Protesters holding placard in the US. Reuters

A second reason for protests in countries like India, Malawi and Colombia stems from the massive inequality and poverty in these countries, where most of the workers affected by the sudden lockdown on movement and work have had to rely completely on the charity of the government and civil society. The protest of almost a thousand migrant workers in Mumbai and various other parts of India has been to demand a right to passage to their own villages, where they claim to have a greater social network to be able to survive without any income and to avoid the precariousness of survival in big cities. In Malawi too, most of the workers protesting are daily earners who would not be able to survive without going out and working each day. 

Though the protests might be for radically different reasons, there might be some merit in people still being able to question the measures of the government and fight for the right to survive in the pandemic. Even the organizer of the protest in the US, Christian Yingling, a “former commanding officer of Pennsylvania’s Light Foot militia,” was quoted in one report explaining his willingness to endanger his health and the health of others: “My mortgage payment is late, my truck payment is late, and if I lose either of those I’m dead in the water.” Instead of dismissing the right-wing movements as “fringe” and the workers’ movements as ill-informed, one must see these concerns as a need for an alternative to a system that seemed so ill-prepared for a crisis. 

People are quick to give natural phenomenons a mystical meaning. Many scientific-minded people have called COVID-19 a warning bell from nature to human beings and their modern-day industrial activities, and some have taken it upon themselves to chide humanity (especially China) for its meat-eating habits and sees COVID-19 as championing the point of vegetarians. But, any such view that tries to provide a broader supernatural character to the virus or nature would be falling into the same trap that it claims to criticize, i.e. that nature cares enough about human beings to even directly communicate with them through these natural calamities. The truly scientific way forward is to realize that there is no larger meaning to the virus; it is an absurdity, a black hole in man’s scientific understanding. A post-COVID-19 world, if such a world is to come anytime soon, is not a world that should emerge after fighting or reconciling with nature. On the other hand, it is time for people to question the efficiency of the current world order built by us as a society, its fragility and realize our agency in restructuring it.

Will there be a restructure in the global economy?
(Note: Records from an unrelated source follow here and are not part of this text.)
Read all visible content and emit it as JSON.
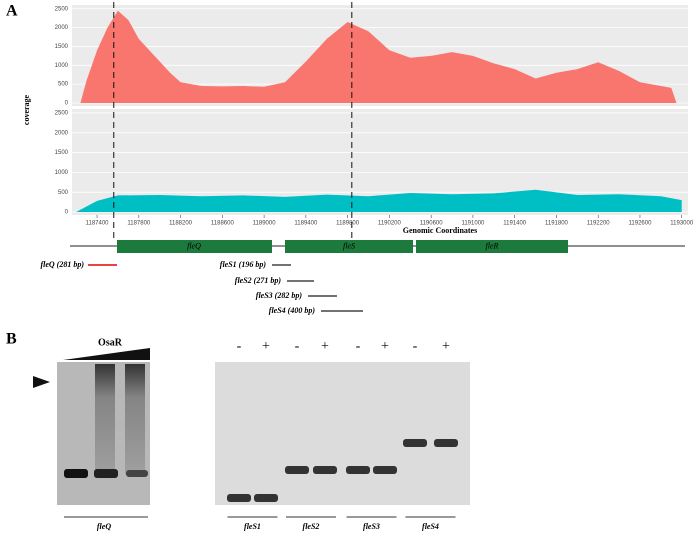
{
  "panels": {
    "a": "A",
    "b": "B"
  },
  "chart_data": [
    {
      "type": "area",
      "ylabel": "coverage",
      "x": [
        1187240,
        1187300,
        1187400,
        1187500,
        1187600,
        1187700,
        1187800,
        1187900,
        1188000,
        1188100,
        1188200,
        1188400,
        1188600,
        1188800,
        1189000,
        1189200,
        1189400,
        1189600,
        1189800,
        1190000,
        1190200,
        1190400,
        1190600,
        1190800,
        1191000,
        1191200,
        1191400,
        1191600,
        1191800,
        1192000,
        1192200,
        1192400,
        1192600,
        1192800,
        1192900,
        1192950
      ],
      "series": [
        {
          "color": "#f8766d",
          "values": [
            0,
            600,
            1400,
            2000,
            2450,
            2200,
            1700,
            1400,
            1100,
            800,
            550,
            450,
            440,
            450,
            430,
            550,
            1100,
            1700,
            2150,
            1900,
            1400,
            1200,
            1250,
            1350,
            1250,
            1050,
            900,
            650,
            800,
            900,
            1080,
            850,
            550,
            450,
            400,
            0
          ]
        }
      ],
      "xlim": [
        1187160,
        1193060
      ],
      "ylim": [
        0,
        2600
      ],
      "yticks": [
        0,
        500,
        1000,
        1500,
        2000,
        2500
      ],
      "grid": true
    },
    {
      "type": "area",
      "xlabel": "Genomic Coordinates",
      "x": [
        1187200,
        1187400,
        1187600,
        1188000,
        1188400,
        1188800,
        1189200,
        1189600,
        1190000,
        1190400,
        1190800,
        1191200,
        1191600,
        1192000,
        1192400,
        1192800,
        1193000
      ],
      "series": [
        {
          "color": "#00bfc4",
          "values": [
            0,
            280,
            420,
            430,
            400,
            420,
            380,
            440,
            400,
            480,
            450,
            470,
            560,
            430,
            450,
            400,
            300
          ]
        }
      ],
      "xlim": [
        1187160,
        1193060
      ],
      "ylim": [
        0,
        2600
      ],
      "yticks": [
        0,
        500,
        1000,
        1500,
        2000,
        2500
      ],
      "xticks": [
        1187400,
        1187800,
        1188200,
        1188600,
        1189000,
        1189400,
        1189800,
        1190200,
        1190600,
        1191000,
        1191400,
        1191800,
        1192200,
        1192600,
        1193000
      ],
      "grid": true
    }
  ],
  "dashed_lines": [
    1187560,
    1189840
  ],
  "genes": [
    "fleQ",
    "fleS",
    "fleR"
  ],
  "probes": [
    "fleQ (281 bp)",
    "fleS1 (196 bp)",
    "fleS2 (271 bp)",
    "fleS3 (282 bp)",
    "fleS4 (400 bp)"
  ],
  "gel": {
    "protein": "OsaR",
    "left_lane": "fleQ",
    "lanes": [
      "-",
      "+",
      "-",
      "+",
      "-",
      "+",
      "-",
      "+"
    ],
    "groups": [
      "fleS1",
      "fleS2",
      "fleS3",
      "fleS4"
    ]
  }
}
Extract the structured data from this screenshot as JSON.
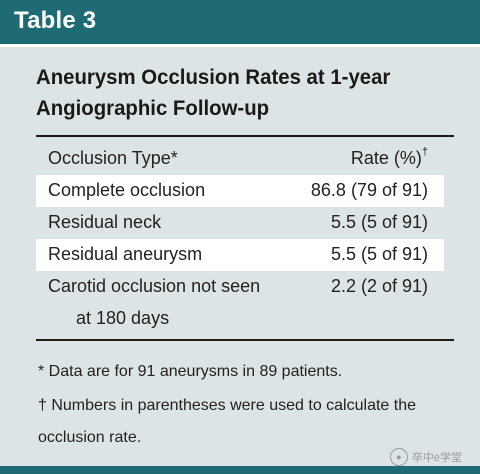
{
  "header": {
    "label": "Table 3"
  },
  "table": {
    "title_line1": "Aneurysm Occlusion Rates at 1-year",
    "title_line2": "Angiographic Follow-up",
    "columns": {
      "type": "Occlusion Type*",
      "rate": "Rate (%)",
      "rate_mark": "†"
    },
    "rows": [
      {
        "type": "Complete occlusion",
        "rate": "86.8 (79 of 91)"
      },
      {
        "type": "Residual neck",
        "rate": "5.5 (5 of 91)"
      },
      {
        "type": "Residual aneurysm",
        "rate": "5.5 (5 of 91)"
      },
      {
        "type": "Carotid occlusion not seen",
        "type_cont": "at 180 days",
        "rate": "2.2 (2 of 91)"
      }
    ]
  },
  "footnotes": {
    "note1": "* Data are for 91 aneurysms in 89 patients.",
    "note2_line1": "† Numbers in parentheses were used to calculate the",
    "note2_line2": "occlusion rate."
  },
  "watermark": {
    "icon": "wechat-icon",
    "text": "卒中e学堂"
  }
}
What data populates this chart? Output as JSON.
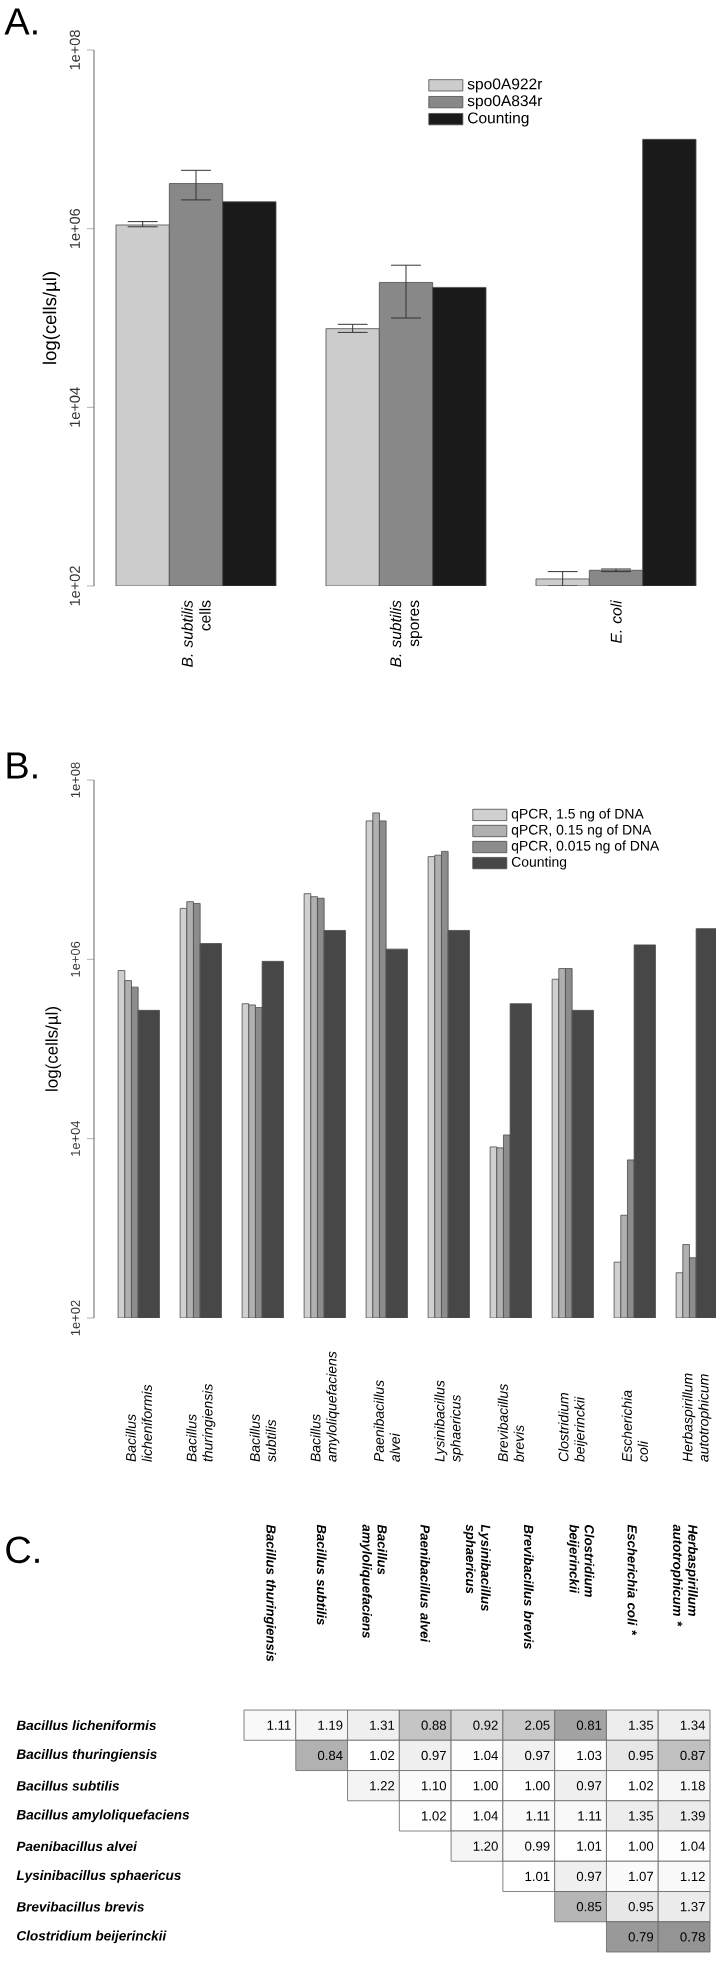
{
  "chart_data": [
    {
      "type": "bar",
      "title": "A.",
      "ylabel": "log(cells/µl)",
      "categories": [
        "*B. subtilis* cells",
        "*B. subtilis* spores",
        "*E. coli*"
      ],
      "log": "y",
      "ylim": [
        100,
        100000000
      ],
      "yticks": [
        {
          "value": 100,
          "label": "1e+02"
        },
        {
          "value": 10000,
          "label": "1e+04"
        },
        {
          "value": 1000000,
          "label": "1e+06"
        },
        {
          "value": 100000000,
          "label": "1e+08"
        }
      ],
      "legend": "top right",
      "series": [
        {
          "name": "spo0A922r",
          "color": "#cccccc",
          "values": [
            1100000,
            76000,
            120
          ],
          "errors": [
            [
              1050000,
              1200000
            ],
            [
              69000,
              85000
            ],
            [
              100,
              145
            ]
          ]
        },
        {
          "name": "spo0A834r",
          "color": "#888888",
          "values": [
            3200000,
            250000,
            150
          ],
          "errors": [
            [
              2100000,
              4500000
            ],
            [
              100000,
              390000
            ],
            [
              145,
              155
            ]
          ]
        },
        {
          "name": "Counting",
          "color": "#1a1a1a",
          "values": [
            2000000,
            220000,
            10000000
          ]
        }
      ]
    },
    {
      "type": "bar",
      "title": "B.",
      "ylabel": "log(cells/µl)",
      "categories": [
        "Bacillus licheniformis",
        "Bacillus thuringiensis",
        "Bacillus subtilis",
        "Bacillus amyloliquefaciens",
        "Paenibacillus alvei",
        "Lysinibacillus sphaericus",
        "Brevibacillus brevis",
        "Clostridium beijerinckii",
        "Escherichia coli",
        "Herbaspirillum autotrophicum"
      ],
      "log": "y",
      "ylim": [
        100,
        100000000
      ],
      "yticks": [
        {
          "value": 100,
          "label": "1e+02"
        },
        {
          "value": 10000,
          "label": "1e+04"
        },
        {
          "value": 1000000,
          "label": "1e+06"
        },
        {
          "value": 100000000,
          "label": "1e+08"
        }
      ],
      "legend": "top right",
      "series": [
        {
          "name": "qPCR, 1.5 ng of DNA",
          "color": "#d0d0d0",
          "values": [
            750000,
            3700000,
            320000,
            5400000,
            35000000,
            14000000,
            8100,
            600000,
            420,
            320
          ]
        },
        {
          "name": "qPCR, 0.15 ng of DNA",
          "color": "#b0b0b0",
          "values": [
            580000,
            4400000,
            310000,
            5000000,
            43000000,
            14500000,
            7900,
            790000,
            1400,
            660
          ]
        },
        {
          "name": "qPCR, 0.015 ng of DNA",
          "color": "#8c8c8c",
          "values": [
            490000,
            4200000,
            290000,
            4800000,
            35000000,
            16000000,
            11000,
            790000,
            5800,
            470
          ]
        },
        {
          "name": "Counting",
          "color": "#474747",
          "values": [
            270000,
            1500000,
            950000,
            2100000,
            1300000,
            2100000,
            320000,
            270000,
            1450000,
            2200000
          ]
        }
      ]
    },
    {
      "type": "heatmap",
      "title": "C.",
      "data_labels": true,
      "cell_labels": [
        [
          "1.11",
          "1.19",
          "1.31",
          "0.88",
          "0.92",
          "2.05",
          "0.81",
          "1.35",
          "1.34"
        ],
        [
          null,
          "0.84",
          "1.02",
          "0.97",
          "1.04",
          "0.97",
          "1.03",
          "0.95",
          "0.87"
        ],
        [
          null,
          null,
          "1.22",
          "1.10",
          "1.00",
          "1.00",
          "0.97",
          "1.02",
          "1.18"
        ],
        [
          null,
          null,
          null,
          "1.02",
          "1.04",
          "1.11",
          "1.11",
          "1.35",
          "1.39"
        ],
        [
          null,
          null,
          null,
          null,
          "1.20",
          "0.99",
          "1.01",
          "1.00",
          "1.04"
        ],
        [
          null,
          null,
          null,
          null,
          null,
          "1.01",
          "0.97",
          "1.07",
          "1.12"
        ],
        [
          null,
          null,
          null,
          null,
          null,
          null,
          "0.85",
          "0.95",
          "1.37"
        ],
        [
          null,
          null,
          null,
          null,
          null,
          null,
          null,
          "0.79",
          "0.78"
        ]
      ],
      "categories": [
        "Bacillus thuringiensis",
        "Bacillus subtilis",
        "Bacillus amyloliquefaciens",
        "Paenibacillus alvei",
        "Lysinibacillus sphaericus",
        "Brevibacillus brevis",
        "Clostridium beijerinckii",
        "Escherichia coli *",
        "Herbaspirillum autotrophicum *"
      ],
      "y_categories": [
        "Bacillus licheniformis",
        "Bacillus thuringiensis",
        "Bacillus subtilis",
        "Bacillus amyloliquefaciens",
        "Paenibacillus alvei",
        "Lysinibacillus sphaericus",
        "Brevibacillus brevis",
        "Clostridium beijerinckii"
      ],
      "cells": [
        [
          1.11,
          1.19,
          1.31,
          0.88,
          0.92,
          2.05,
          0.81,
          1.35,
          1.34
        ],
        [
          null,
          0.84,
          1.02,
          0.97,
          1.04,
          0.97,
          1.03,
          0.95,
          0.87
        ],
        [
          null,
          null,
          1.22,
          1.1,
          1.0,
          1.0,
          0.97,
          1.02,
          1.18
        ],
        [
          null,
          null,
          null,
          1.02,
          1.04,
          1.11,
          1.11,
          1.35,
          1.39
        ],
        [
          null,
          null,
          null,
          null,
          1.2,
          0.99,
          1.01,
          1.0,
          1.04
        ],
        [
          null,
          null,
          null,
          null,
          null,
          1.01,
          0.97,
          1.07,
          1.12
        ],
        [
          null,
          null,
          null,
          null,
          null,
          null,
          0.85,
          0.95,
          1.37
        ],
        [
          null,
          null,
          null,
          null,
          null,
          null,
          null,
          0.79,
          0.78
        ]
      ]
    }
  ]
}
Eric Risber, AP

The pandemic has hit us at a time of grave political unrest in various countries, and with the weakening of the world economies (to levels similar to the Great Recession), people need to realize that the real antagonisms are much bigger than this virus. But, as John Mueller described in his seminal paper in 1970, a pandemic could increase a government’s popularity because the citizens “prioritizing country over politics”. People would be much more submissive to government’s policies, even if flawed, to both encourage the government to make good policies and for people’s need to rest back on some sort of certainty in times of crisis. A much grimmer outcome of this pandemic could be a greater propensity among people to unquestioningly accept the measures enacted by the government, which with a crash in the world economy could lead to barbaric measures of choosing who is worth saving and who can be sacrificed to the forces of The Market. If we fail to do so, even if we develop a vaccine for the virus, the world will have to witness even greater calamities in the aftermath of the pandemic.

Aditi Gautam is a contributing editor for Catharsis Magazine.